RNA viruses are capable of rapid host shifting, typically due to a point mutation that confers expanded host range. As additional point mutations are necessary for further expansions, epistasis among host range mutations can potentially affect the mutational neighborhood and frequency of niche expansion. We mapped the mutational neighborhood of host range expansion using three genotypes of the double-stranded RNA (dsRNA) bacteriophage φ6 (wild type and two isogenic host range mutants) on the novel host Pseudomonas syringae pv. atrofaciens. Both Sanger sequencing of 50 P. syringae pv. atrofaciens mutant clones for each genotype and population Illumina sequencing revealed the same high-frequency mutations allowing infection of P. syringae pv. atrofaciens. Wild-type φ6 had at least nine different ways of mutating to enter the novel host, eight of which are in p3 (host attachment protein gene), and 13/50 clones had unchanged p3 genes. However, the two isogenic mutants had dramatically restricted neighborhoods: only one or two mutations, all in p3. Deep sequencing revealed that wild-type clones without mutations in p3 likely had changes in p12 (morphogenic protein), a region that was not polymorphic for the two isogenic host range mutants. Sanger sequencing confirmed that 10/13 of the wild-type φ6 clones had nonsynonymous mutations in p12, and 2 others had point mutations in p9 and p5. None of these genes had previously been associated with host range expansion in φ6. We demonstrate, for the first time, epistatic constraint in an RNA virus due to host range mutations themselves, which has implications for models of serial host range expansion.IMPORTANCE RNA viruses mutate rapidly and frequently expand their host ranges to infect novel hosts, leading to serial host shifts.
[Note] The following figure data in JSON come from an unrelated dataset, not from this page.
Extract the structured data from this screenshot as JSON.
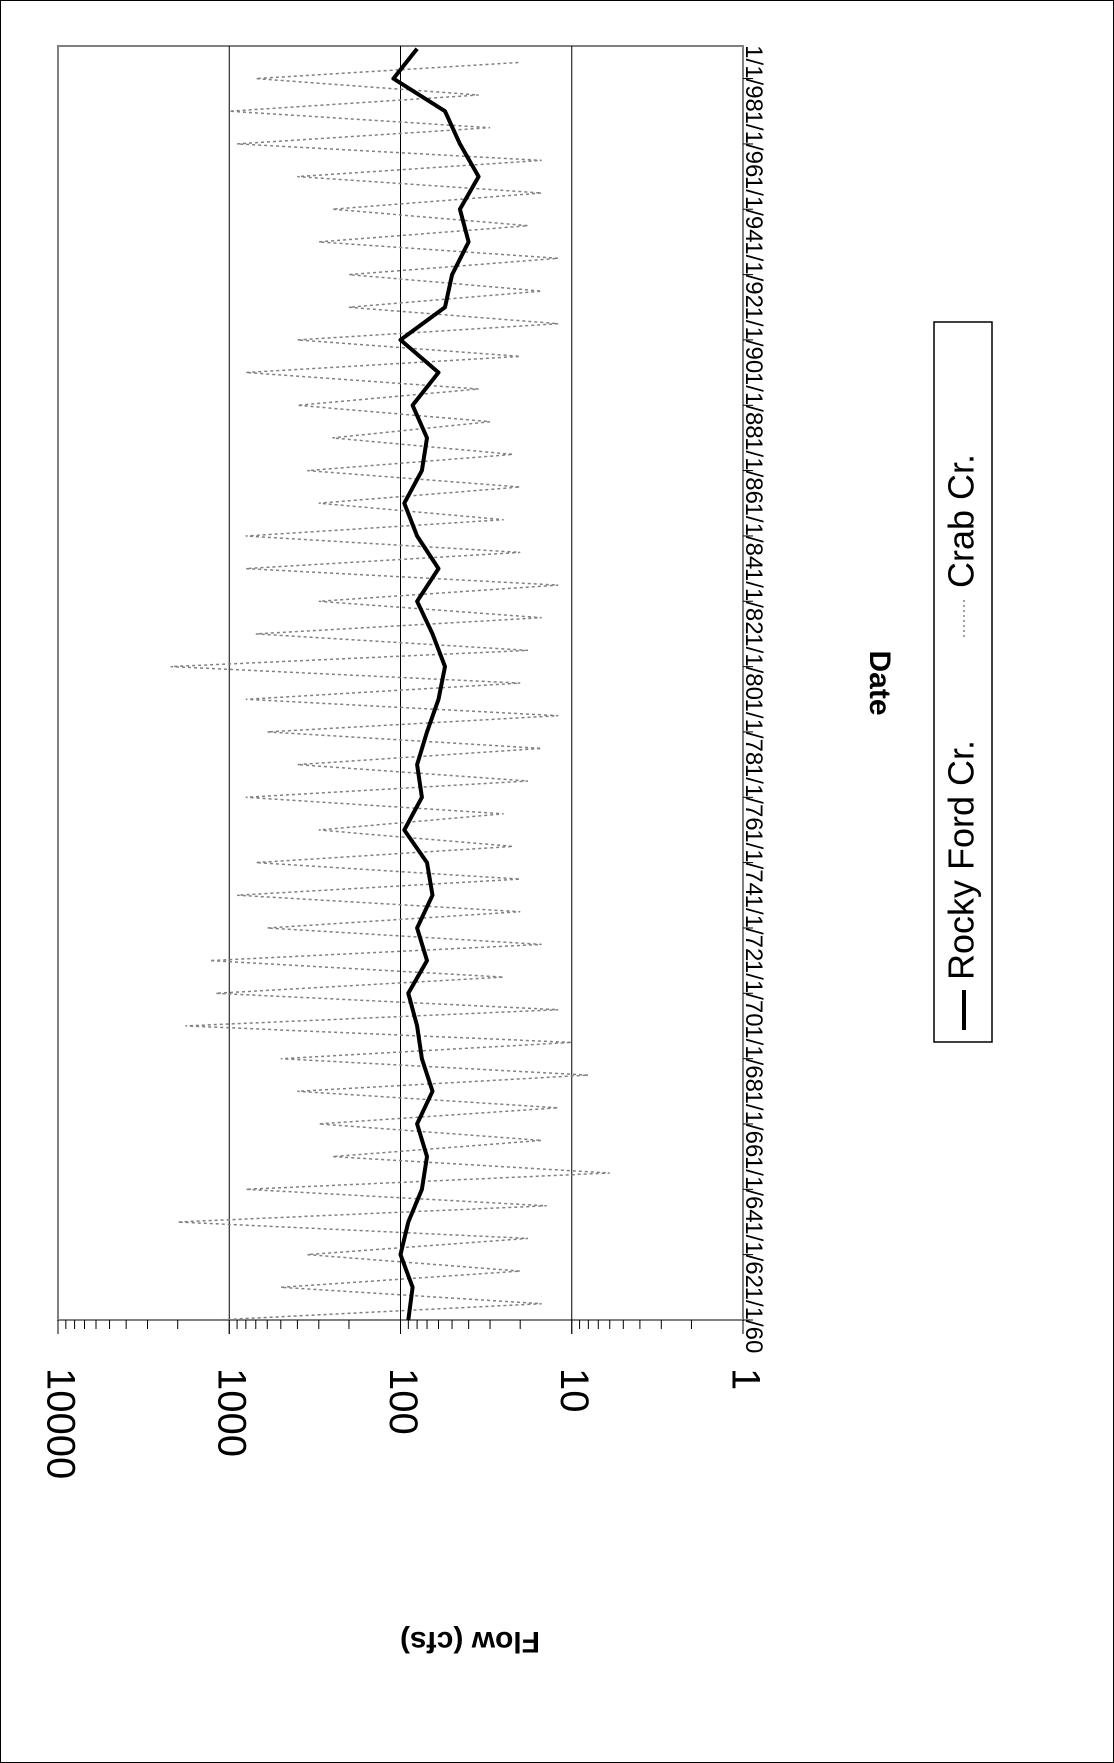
{
  "chart_data": {
    "type": "line",
    "orientation": "rotated-90-clockwise",
    "xlabel": "Date",
    "ylabel": "Flow (cfs)",
    "y_scale": "log",
    "ylim": [
      1,
      10000
    ],
    "y_ticks": [
      "1",
      "10",
      "100",
      "1000",
      "10000"
    ],
    "x_ticks": [
      "1/1/60",
      "1/1/62",
      "1/1/64",
      "1/1/66",
      "1/1/68",
      "1/1/70",
      "1/1/72",
      "1/1/74",
      "1/1/76",
      "1/1/78",
      "1/1/80",
      "1/1/82",
      "1/1/84",
      "1/1/86",
      "1/1/88",
      "1/1/90",
      "1/1/92",
      "1/1/94",
      "1/1/96",
      "1/1/98"
    ],
    "xlim": [
      "1960-01-01",
      "1998-12-31"
    ],
    "grid": "horizontal major lines at each decade",
    "legend_position": "right",
    "colors": {
      "rocky_ford": "#000000",
      "crab": "#808080"
    },
    "series": [
      {
        "name": "Rocky Ford Cr.",
        "style": "solid thick black",
        "x": [
          "1960-01-01",
          "1961-01-01",
          "1962-01-01",
          "1963-01-01",
          "1964-01-01",
          "1965-01-01",
          "1966-01-01",
          "1967-01-01",
          "1968-01-01",
          "1969-01-01",
          "1970-01-01",
          "1971-01-01",
          "1972-01-01",
          "1973-01-01",
          "1974-01-01",
          "1975-01-01",
          "1976-01-01",
          "1977-01-01",
          "1978-01-01",
          "1979-01-01",
          "1980-01-01",
          "1981-01-01",
          "1982-01-01",
          "1983-01-01",
          "1984-01-01",
          "1985-01-01",
          "1986-01-01",
          "1987-01-01",
          "1988-01-01",
          "1989-01-01",
          "1990-01-01",
          "1991-01-01",
          "1992-01-01",
          "1993-01-01",
          "1994-01-01",
          "1995-01-01",
          "1996-01-01",
          "1997-01-01",
          "1998-01-01",
          "1998-12-01"
        ],
        "y": [
          90,
          85,
          100,
          90,
          75,
          70,
          80,
          65,
          75,
          80,
          90,
          70,
          80,
          65,
          70,
          95,
          75,
          80,
          70,
          60,
          55,
          65,
          80,
          60,
          80,
          95,
          75,
          70,
          85,
          60,
          100,
          55,
          50,
          40,
          45,
          35,
          45,
          55,
          110,
          80
        ]
      },
      {
        "name": "Crab Cr.",
        "style": "dashed grey",
        "x": [
          "1960-01-01",
          "1960-07-01",
          "1961-01-01",
          "1961-07-01",
          "1962-01-01",
          "1962-07-01",
          "1963-01-01",
          "1963-07-01",
          "1964-01-01",
          "1964-07-01",
          "1965-01-01",
          "1965-07-01",
          "1966-01-01",
          "1966-07-01",
          "1967-01-01",
          "1967-07-01",
          "1968-01-01",
          "1968-07-01",
          "1969-01-01",
          "1969-07-01",
          "1970-01-01",
          "1970-07-01",
          "1971-01-01",
          "1971-07-01",
          "1972-01-01",
          "1972-07-01",
          "1973-01-01",
          "1973-07-01",
          "1974-01-01",
          "1974-07-01",
          "1975-01-01",
          "1975-07-01",
          "1976-01-01",
          "1976-07-01",
          "1977-01-01",
          "1977-07-01",
          "1978-01-01",
          "1978-07-01",
          "1979-01-01",
          "1979-07-01",
          "1980-01-01",
          "1980-07-01",
          "1981-01-01",
          "1981-07-01",
          "1982-01-01",
          "1982-07-01",
          "1983-01-01",
          "1983-07-01",
          "1984-01-01",
          "1984-07-01",
          "1985-01-01",
          "1985-07-01",
          "1986-01-01",
          "1986-07-01",
          "1987-01-01",
          "1987-07-01",
          "1988-01-01",
          "1988-07-01",
          "1989-01-01",
          "1989-07-01",
          "1990-01-01",
          "1990-07-01",
          "1991-01-01",
          "1991-07-01",
          "1992-01-01",
          "1992-07-01",
          "1993-01-01",
          "1993-07-01",
          "1994-01-01",
          "1994-07-01",
          "1995-01-01",
          "1995-07-01",
          "1996-01-01",
          "1996-07-01",
          "1997-01-01",
          "1997-07-01",
          "1998-01-01",
          "1998-07-01"
        ],
        "y": [
          1200,
          15,
          500,
          20,
          350,
          18,
          2000,
          14,
          800,
          6,
          250,
          15,
          300,
          12,
          400,
          8,
          500,
          10,
          1800,
          12,
          1200,
          25,
          1300,
          15,
          600,
          20,
          900,
          20,
          700,
          22,
          300,
          25,
          800,
          18,
          400,
          15,
          600,
          12,
          800,
          20,
          2200,
          18,
          700,
          15,
          300,
          12,
          800,
          20,
          800,
          25,
          300,
          20,
          350,
          22,
          250,
          30,
          400,
          35,
          800,
          20,
          400,
          12,
          200,
          15,
          200,
          12,
          300,
          18,
          250,
          15,
          400,
          15,
          900,
          30,
          1000,
          35,
          700,
          20
        ]
      }
    ]
  }
}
Using an RNA bacteriophage model system (Pseudomonas phage φ6), we studied the impact of preexisting host range mutations on another host range expansion. Results from both clonal Sanger and Illumina sequencing show that extant host range mutations dramatically narrow the neighborhood of potential host range mutations compared to that of wild-type φ6. This research suggests that serial host-shifting viruses may follow a small number of molecular paths to enter additional novel hosts. We also identified new genes involved in φ6 host range expansion, expanding our knowledge of this important model system in experimental evolution.